FIXE l’indemnité d’occupation due à une somme égale au loyer majoré des charges récupérables dûment justifiées.
CONDAMNE M. [I] à payer à la SCI JPSC l’indemnité mensuelle d’occupation précitée, à compter du 14 juin 2024, jusqu’à la libération effective des lieux.
CONSTATE l’acquisition de la clause résolutoire à compter du 14 juin 2024 et dit que M. [I] devra libérer les lieux de tous biens ou occupants de son chef et rendre les clés dans les 2 mois à compter du commandement qui sera adressé à cette fin ou de la signification du présent jugement.

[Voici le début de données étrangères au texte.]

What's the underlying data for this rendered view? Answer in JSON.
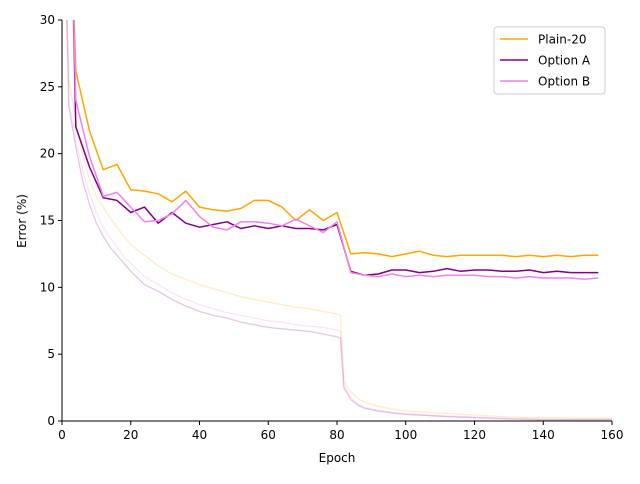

DIT qu’à défaut d’un départ volontaire il pourra être procédé à l’expulsion, le cas échéant avec le concours de la force publique dans les conditions et délais légaux.
CONDAMNE M. [I] à payer à la SCI JPSCla somme de 1000 euros en application de l’article 700 du Code de Procédure Civile.
CONDAMNE M. [I] aux entiers dépens qui comprendront notamment le coût du commandement de payer du 2 mai 2024.
DÉBOUTE les parties du surplus de leurs demandes.
Rappelle que la présente décision est exécutoire à titre provisoire par application des dispositions de l’article 514 du Code de procédure civile.